Alumni Spotlight: Catherine Waple


Catherine Waple is an EFL Teacher currently living in South Korea. She is an enthusiastic new teacher who began her career this year. She loves teaching English and learning about other languages. She likes watching her students learn and master the difficult English language. She is enjoying her time in Korea and hopes to see more of Asia during her vacations. In addition to languages and travel she also enjoys gaming and holds a degree in Game Development from Worcester Polytechnic Institute.

Why did you decide to teach abroad through AdventureTeaching?

When I finished college, like many recent grads, I felt lost. I didn't know what to do next in my life. I couldn't get a job in my major and my loan payments were looming around the corner, and I was stuck at my parents’ house. So I fell back on my next interest: the Chinese language and travelling. I always wanted to see Asia, and what better time than now?

I searched online through job boards and found an ad from Adventure Teaching. I applied and was admitted. I got lots of help and directions on what to do next, like taking an online TEFL course and the visa application process.
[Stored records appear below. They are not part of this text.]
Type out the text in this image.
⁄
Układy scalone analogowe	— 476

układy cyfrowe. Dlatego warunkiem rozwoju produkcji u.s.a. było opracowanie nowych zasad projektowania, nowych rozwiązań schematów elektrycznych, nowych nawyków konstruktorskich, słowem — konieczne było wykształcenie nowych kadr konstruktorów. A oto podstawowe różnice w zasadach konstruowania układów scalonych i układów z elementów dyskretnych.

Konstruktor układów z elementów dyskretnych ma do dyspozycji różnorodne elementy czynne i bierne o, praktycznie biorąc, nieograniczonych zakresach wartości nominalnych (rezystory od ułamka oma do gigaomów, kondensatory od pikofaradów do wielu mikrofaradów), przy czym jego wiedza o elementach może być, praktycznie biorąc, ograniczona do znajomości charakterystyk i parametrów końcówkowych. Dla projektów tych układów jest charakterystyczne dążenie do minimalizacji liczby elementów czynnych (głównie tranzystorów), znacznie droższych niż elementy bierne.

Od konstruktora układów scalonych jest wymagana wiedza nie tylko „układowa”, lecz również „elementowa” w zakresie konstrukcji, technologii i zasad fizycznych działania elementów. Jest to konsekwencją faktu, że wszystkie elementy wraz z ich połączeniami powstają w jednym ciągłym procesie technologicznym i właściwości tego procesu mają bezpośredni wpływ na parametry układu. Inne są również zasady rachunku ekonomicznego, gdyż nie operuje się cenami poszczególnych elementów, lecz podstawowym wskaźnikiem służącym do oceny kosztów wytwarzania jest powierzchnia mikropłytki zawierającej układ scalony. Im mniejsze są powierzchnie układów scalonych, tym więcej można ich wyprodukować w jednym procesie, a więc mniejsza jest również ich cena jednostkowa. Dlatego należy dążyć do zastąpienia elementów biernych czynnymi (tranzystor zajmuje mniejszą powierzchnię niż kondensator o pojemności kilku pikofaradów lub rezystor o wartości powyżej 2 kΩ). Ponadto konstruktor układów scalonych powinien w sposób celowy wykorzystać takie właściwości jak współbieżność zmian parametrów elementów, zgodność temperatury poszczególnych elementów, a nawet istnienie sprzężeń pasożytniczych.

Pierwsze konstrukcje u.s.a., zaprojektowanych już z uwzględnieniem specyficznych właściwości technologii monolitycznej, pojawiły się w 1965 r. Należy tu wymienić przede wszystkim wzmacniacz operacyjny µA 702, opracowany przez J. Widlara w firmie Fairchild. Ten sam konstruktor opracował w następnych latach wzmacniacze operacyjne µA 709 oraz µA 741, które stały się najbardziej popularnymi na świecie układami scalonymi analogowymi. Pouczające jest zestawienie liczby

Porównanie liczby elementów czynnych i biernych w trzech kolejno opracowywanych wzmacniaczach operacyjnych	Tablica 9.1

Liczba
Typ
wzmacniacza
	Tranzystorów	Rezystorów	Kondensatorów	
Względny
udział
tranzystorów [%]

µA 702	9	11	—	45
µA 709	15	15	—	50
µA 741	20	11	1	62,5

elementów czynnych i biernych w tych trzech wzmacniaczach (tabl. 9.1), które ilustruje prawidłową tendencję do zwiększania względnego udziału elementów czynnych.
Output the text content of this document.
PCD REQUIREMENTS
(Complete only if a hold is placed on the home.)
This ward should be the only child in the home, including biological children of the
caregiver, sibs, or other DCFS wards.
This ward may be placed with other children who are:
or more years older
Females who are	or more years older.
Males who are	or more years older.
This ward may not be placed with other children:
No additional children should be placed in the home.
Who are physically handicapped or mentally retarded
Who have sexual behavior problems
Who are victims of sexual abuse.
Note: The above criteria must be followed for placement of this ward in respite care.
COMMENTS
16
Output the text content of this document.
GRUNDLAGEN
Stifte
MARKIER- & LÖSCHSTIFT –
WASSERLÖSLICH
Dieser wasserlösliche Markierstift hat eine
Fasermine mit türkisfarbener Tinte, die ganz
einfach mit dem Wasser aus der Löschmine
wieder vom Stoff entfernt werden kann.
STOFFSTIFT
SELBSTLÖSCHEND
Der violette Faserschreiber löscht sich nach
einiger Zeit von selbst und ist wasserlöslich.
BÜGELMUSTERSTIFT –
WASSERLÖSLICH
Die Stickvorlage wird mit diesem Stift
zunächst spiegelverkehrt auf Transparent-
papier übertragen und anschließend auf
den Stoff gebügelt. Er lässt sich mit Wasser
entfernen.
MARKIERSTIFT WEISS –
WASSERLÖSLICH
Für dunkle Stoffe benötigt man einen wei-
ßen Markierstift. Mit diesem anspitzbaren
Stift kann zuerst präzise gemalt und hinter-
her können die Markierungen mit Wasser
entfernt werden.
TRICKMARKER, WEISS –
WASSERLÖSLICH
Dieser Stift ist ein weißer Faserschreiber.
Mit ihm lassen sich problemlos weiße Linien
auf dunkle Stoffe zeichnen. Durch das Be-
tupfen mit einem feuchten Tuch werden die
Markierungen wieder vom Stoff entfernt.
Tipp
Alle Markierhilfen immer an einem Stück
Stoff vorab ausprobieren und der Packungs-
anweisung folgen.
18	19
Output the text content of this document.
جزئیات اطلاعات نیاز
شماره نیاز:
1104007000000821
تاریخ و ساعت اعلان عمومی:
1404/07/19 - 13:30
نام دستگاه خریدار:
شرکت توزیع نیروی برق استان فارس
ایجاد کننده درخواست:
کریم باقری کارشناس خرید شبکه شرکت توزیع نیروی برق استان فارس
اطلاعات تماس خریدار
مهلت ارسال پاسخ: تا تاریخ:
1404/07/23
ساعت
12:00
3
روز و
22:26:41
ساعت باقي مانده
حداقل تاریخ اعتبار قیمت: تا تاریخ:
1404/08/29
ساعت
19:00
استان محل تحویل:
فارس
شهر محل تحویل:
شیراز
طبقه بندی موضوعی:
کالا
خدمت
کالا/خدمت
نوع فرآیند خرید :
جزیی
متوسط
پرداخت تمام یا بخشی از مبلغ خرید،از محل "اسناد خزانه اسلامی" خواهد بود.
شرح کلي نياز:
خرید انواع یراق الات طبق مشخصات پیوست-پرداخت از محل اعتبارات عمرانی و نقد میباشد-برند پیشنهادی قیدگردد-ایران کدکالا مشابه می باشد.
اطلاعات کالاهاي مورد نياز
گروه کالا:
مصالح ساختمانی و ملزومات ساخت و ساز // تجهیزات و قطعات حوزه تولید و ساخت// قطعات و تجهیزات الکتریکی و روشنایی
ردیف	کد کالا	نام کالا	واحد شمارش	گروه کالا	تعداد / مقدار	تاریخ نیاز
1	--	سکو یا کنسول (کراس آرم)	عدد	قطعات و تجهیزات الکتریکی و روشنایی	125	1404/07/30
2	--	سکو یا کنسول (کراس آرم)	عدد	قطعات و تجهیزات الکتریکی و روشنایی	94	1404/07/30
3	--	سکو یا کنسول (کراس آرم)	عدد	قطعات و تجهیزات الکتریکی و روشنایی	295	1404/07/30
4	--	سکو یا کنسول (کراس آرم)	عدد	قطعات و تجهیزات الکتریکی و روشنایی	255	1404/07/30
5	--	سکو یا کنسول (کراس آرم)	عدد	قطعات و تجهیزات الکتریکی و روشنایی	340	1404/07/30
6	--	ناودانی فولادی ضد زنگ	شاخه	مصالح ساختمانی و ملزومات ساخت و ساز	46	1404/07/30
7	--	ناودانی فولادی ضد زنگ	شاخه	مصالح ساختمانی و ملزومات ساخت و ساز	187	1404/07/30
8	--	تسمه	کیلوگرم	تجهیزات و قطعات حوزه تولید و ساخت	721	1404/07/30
Although I originally applied to teach in China because I have some experience with the Chinese language, Adventure Teaching informed me that I must be at least 25 and have at least two years of teaching experience, so they suggested I teach in South Korea, a country in which they have a lot of experience with placing teachers. So I kept an open mind and agreed, and here I am in Korea, happy as a clam!

What made this teach abroad experience unique and special?

The most special thing about this teaching abroad experience is that it is the next chapter in my life. It is the first thing I did, and am doing, after finishing school. It’s the first thing I really did with my adult life. I have everything I wished and hoped when I was just a few years younger. (Well, except a cat, but someday I will be able to have a cat!) When I look back at how far I've come from where I used to be, I feel really good about myself. I feel like I succeeded at something.

I never thought I’d be good working with kids. And I didn't know any Korean. I still don’t, but hopefully that will change! But I kept an open mind and tried anyway. And the kids love me and I really enjoy my job, my school, and my coworkers. The most important thing about this experience is that I get to pass on my love of learning languages to other kids, and hopefully inspire some of them. When I finished college I missed the comfort of the classroom, it’s really no surprise I ended up back in school, on the other side of the desk!

How has this experience impacted your future? (Personally, professionally, academically, etc.)

This experience basically begins my teaching career. As it’s the first job out of school I have, I can gain experience in this field, and begin a track record that future employers can see sets me apart from other applicants.

I can continue teaching or perhaps go into a related field. Employers really look at the number of years of job experience you already have, and this experience was a blessing for me because now I can start racking up years and begin my professional life.

I hope to never feel the pain of a fresh college student with little to no experience trying to apply for jobs again.

Now that I have the experience I do, my future career and job outlook seem brighter.

In the long run, this experience helped me grow a lot. I tried new things, did things I swore I’d never be able to do, and learned as much as I taught. You never really do stop learning. I've gotten braver and am more focused on accomplishing my dreams in life, even if they take a while or seem scary to do.

I’m so glad to be able to sit here and say, “I've been to Asia” rather than the alternative, dreaming and never doing. But I’m not done here yet, there’s still a lot I want to do here! I’d like to stay in Korea for another while at least!

What is one piece of advice you would offer someone considering teaching abroad in South Korea?

My first piece of advice is that, if you've never made a major move before, moving is expensive! Especially if you are moving internationally! Moving is also a pain. Especially if you are moving internationally! Be prepared for the stresses of moving (even with only a few bags), a new country (The culture shock isn't quite as strong as I thought it would have been. However it may affect everyone differently.), a new job, new people, etc. Have more finances than you think you need because settling in will be more expensive than you think it is. It’s not really a fortune, just be prepared and have some extra money to help get you through those first few months.

My other piece of advice is that Korean cities aren't as different as internet searching might make it seem. Like any city, it’s pretty up to date. There’s tons of chain stores you’ll recognize (Well, at least if you’re American. I’m not an expert on other international chains, but I wouldn't be surprised if you see something familiar too!) There are only a couple small things like learning to control the water heat or the washing and drying machine or how to pay your bills (mine are super easy I just hand them to the front desk and they take the bills out of my paycheck). For me, setting up a phone and internet was WAY easier than trying to do the same thing in the States. So don’t sweat it, stay calm, take things one day at a time, and you’ll be fine! Oh, and it's possible, depending on how things work out, you may go the first month without internet in your apartment. I wasn't expecting that, so just a heads up! Thankfully I was able to use the internet at work on my smart phone. And of course my phone didn't work upon landing so you won't be able to make calls either until you get hooked up with a Korean phone!